The problem of messaging has not been solved. The dominant platforms — WhatsApp, Messenger, Telegram, Discord and Slack — are all silos. They do not interoperate. They each own their users’ data and have no incentive to allow it to be shared elsewhere. This is not a technical limitation, but a business decision. Email has been federated since 1982. Anyone can run a mail server, and messages flow between them regardless of ownership. Messaging could have been the same.

The European Union’s Digital Markets Act is pushing in this direction. It requires large messaging platforms that are designated as gatekeepers to provide interoperability with smaller services that request it. Both Matrix and XMPP have been involved in these discussions as potential standard protocols for cross-platform messaging. If this becomes law in practice, the open protocols will act as bridges.

However, the process of regulation is slow and uncertain. A more direct approach would be to simply use these protocols now. Set up a server for yourself and your family. Invite your friends to join you. If enough people host their own messaging services, the silos will lose their most valuable asset: the network effect. Each person who leaves WhatsApp for a federated alternative reduces its essential nature. Switching is harder than switching calendars — messaging is social infrastructure, so you cannot switch alone — but the same logic applies. You cannot outsource your relationships to a platform and expect them to remain yours.

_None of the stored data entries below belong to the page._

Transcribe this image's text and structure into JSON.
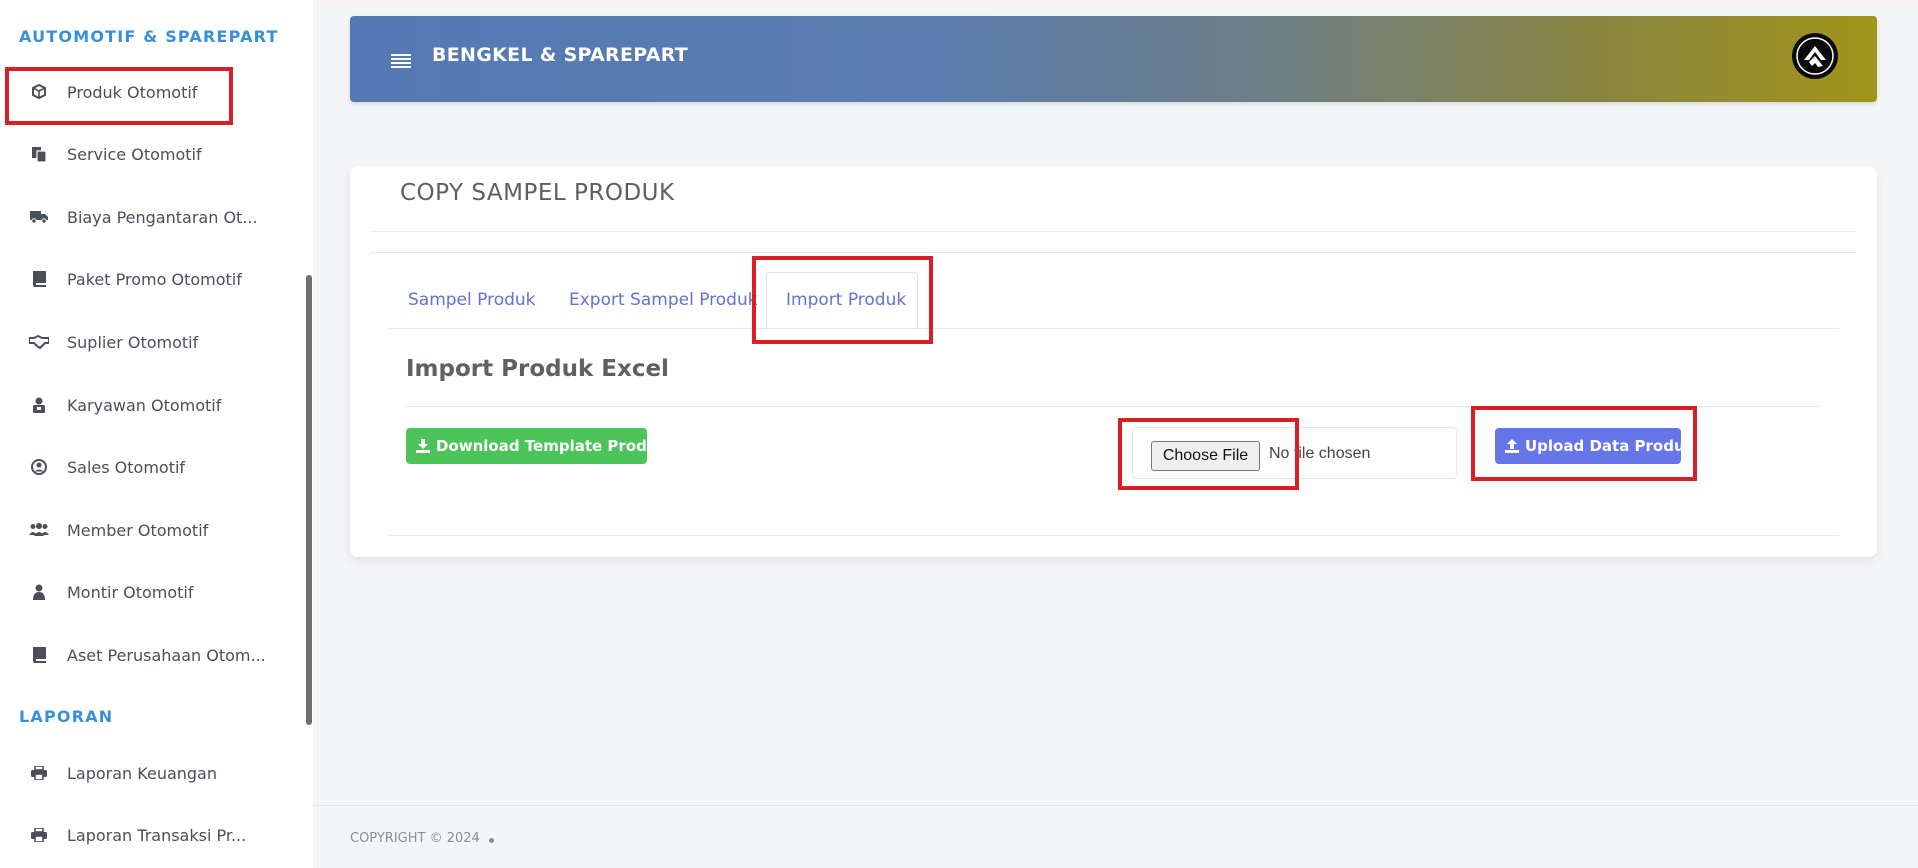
{
  "sidebar": {
    "section1": "AUTOMOTIF & SPAREPART",
    "section2": "LAPORAN",
    "items": [
      {
        "label": "Produk Otomotif",
        "icon": "cube-icon"
      },
      {
        "label": "Service Otomotif",
        "icon": "copy-icon"
      },
      {
        "label": "Biaya Pengantaran Ot...",
        "icon": "truck-icon"
      },
      {
        "label": "Paket Promo Otomotif",
        "icon": "book-icon"
      },
      {
        "label": "Suplier Otomotif",
        "icon": "handshake-icon"
      },
      {
        "label": "Karyawan Otomotif",
        "icon": "user-lock-icon"
      },
      {
        "label": "Sales Otomotif",
        "icon": "user-circle-icon"
      },
      {
        "label": "Member Otomotif",
        "icon": "users-icon"
      },
      {
        "label": "Montir Otomotif",
        "icon": "user-icon"
      },
      {
        "label": "Aset Perusahaan Otom...",
        "icon": "book-icon"
      }
    ],
    "report_items": [
      {
        "label": "Laporan Keuangan",
        "icon": "print-icon"
      },
      {
        "label": "Laporan Transaksi Pr...",
        "icon": "print-icon"
      }
    ]
  },
  "header": {
    "title": "BENGKEL & SPAREPART"
  },
  "card": {
    "title": "COPY SAMPEL PRODUK",
    "tabs": [
      "Sampel Produk",
      "Export Sampel Produk",
      "Import Produk"
    ],
    "active_tab": "Import Produk",
    "section_title": "Import Produk Excel",
    "download_button": "Download Template Produk",
    "file_button": "Choose File",
    "file_status": "No file chosen",
    "upload_button": "Upload Data Produk"
  },
  "footer": {
    "copyright": "COPYRIGHT © 2024"
  },
  "colors": {
    "accent": "#3a8fd9",
    "tab_text": "#6470d4",
    "green_button": "#4cc45a",
    "blue_button": "#6675e8",
    "highlight": "#d81f26"
  }
}
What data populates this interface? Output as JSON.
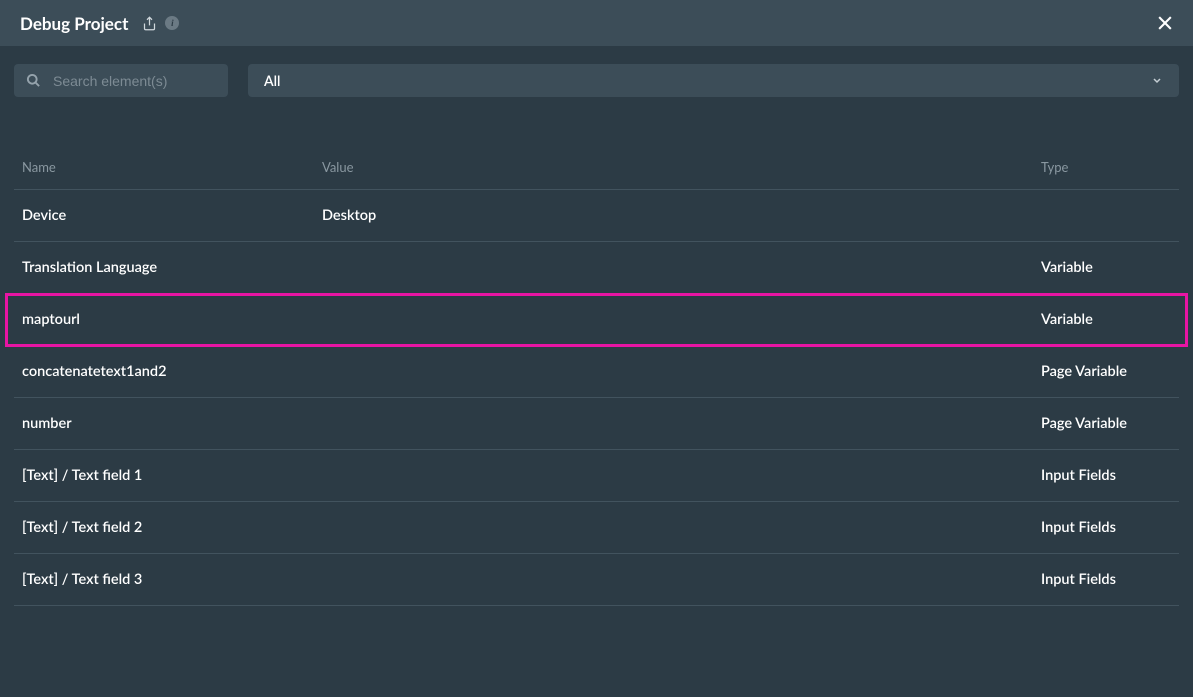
{
  "header": {
    "title": "Debug Project",
    "info_label": "i"
  },
  "filters": {
    "search_placeholder": "Search element(s)",
    "dropdown_selected": "All"
  },
  "table": {
    "columns": {
      "name": "Name",
      "value": "Value",
      "type": "Type"
    },
    "rows": [
      {
        "name": "Device",
        "value": "Desktop",
        "type": "",
        "highlight": false
      },
      {
        "name": "Translation Language",
        "value": "",
        "type": "Variable",
        "highlight": false
      },
      {
        "name": "maptourl",
        "value": "",
        "type": "Variable",
        "highlight": true
      },
      {
        "name": "concatenatetext1and2",
        "value": "",
        "type": "Page Variable",
        "highlight": false
      },
      {
        "name": "number",
        "value": "",
        "type": "Page Variable",
        "highlight": false
      },
      {
        "name": "[Text] / Text field 1",
        "value": "",
        "type": "Input Fields",
        "highlight": false
      },
      {
        "name": "[Text] / Text field 2",
        "value": "",
        "type": "Input Fields",
        "highlight": false
      },
      {
        "name": "[Text] / Text field 3",
        "value": "",
        "type": "Input Fields",
        "highlight": false
      }
    ]
  }
}
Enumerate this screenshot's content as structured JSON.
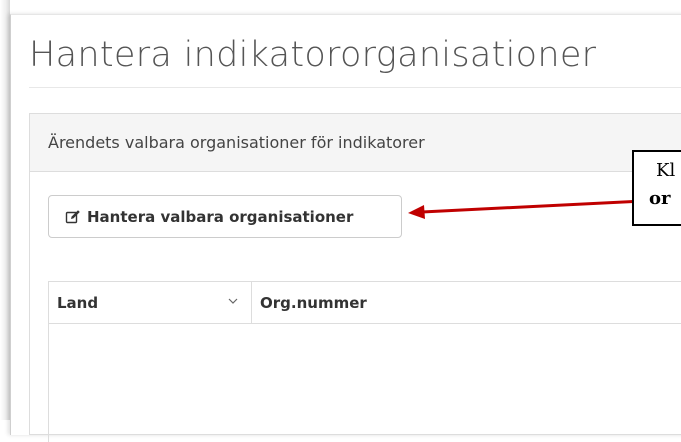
{
  "page": {
    "title": "Hantera indikatororganisationer"
  },
  "panel": {
    "heading": "Ärendets valbara organisationer för indikatorer",
    "manage_button": {
      "label": "Hantera valbara organisationer",
      "icon": "edit-icon"
    }
  },
  "grid": {
    "columns": [
      {
        "label": "Land",
        "has_dropdown": true
      },
      {
        "label": "Org.nummer"
      }
    ],
    "rows": []
  },
  "callout": {
    "line1": "Kl",
    "line2": "or"
  },
  "colors": {
    "arrow": "#c00000",
    "panel_heading_bg": "#f5f5f5"
  }
}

Matrix and XMPP are not perfect replacements for polished, billion-user platforms. However, they are real, working, federated alternatives that return control of your conversations to you. They have been around for years and will continue to exist because they are protocols, not products. No company can kill XMPP. No acquisition can shut down Matrix. The servers you run today will still work tomorrow, and the messages you send will remain yours.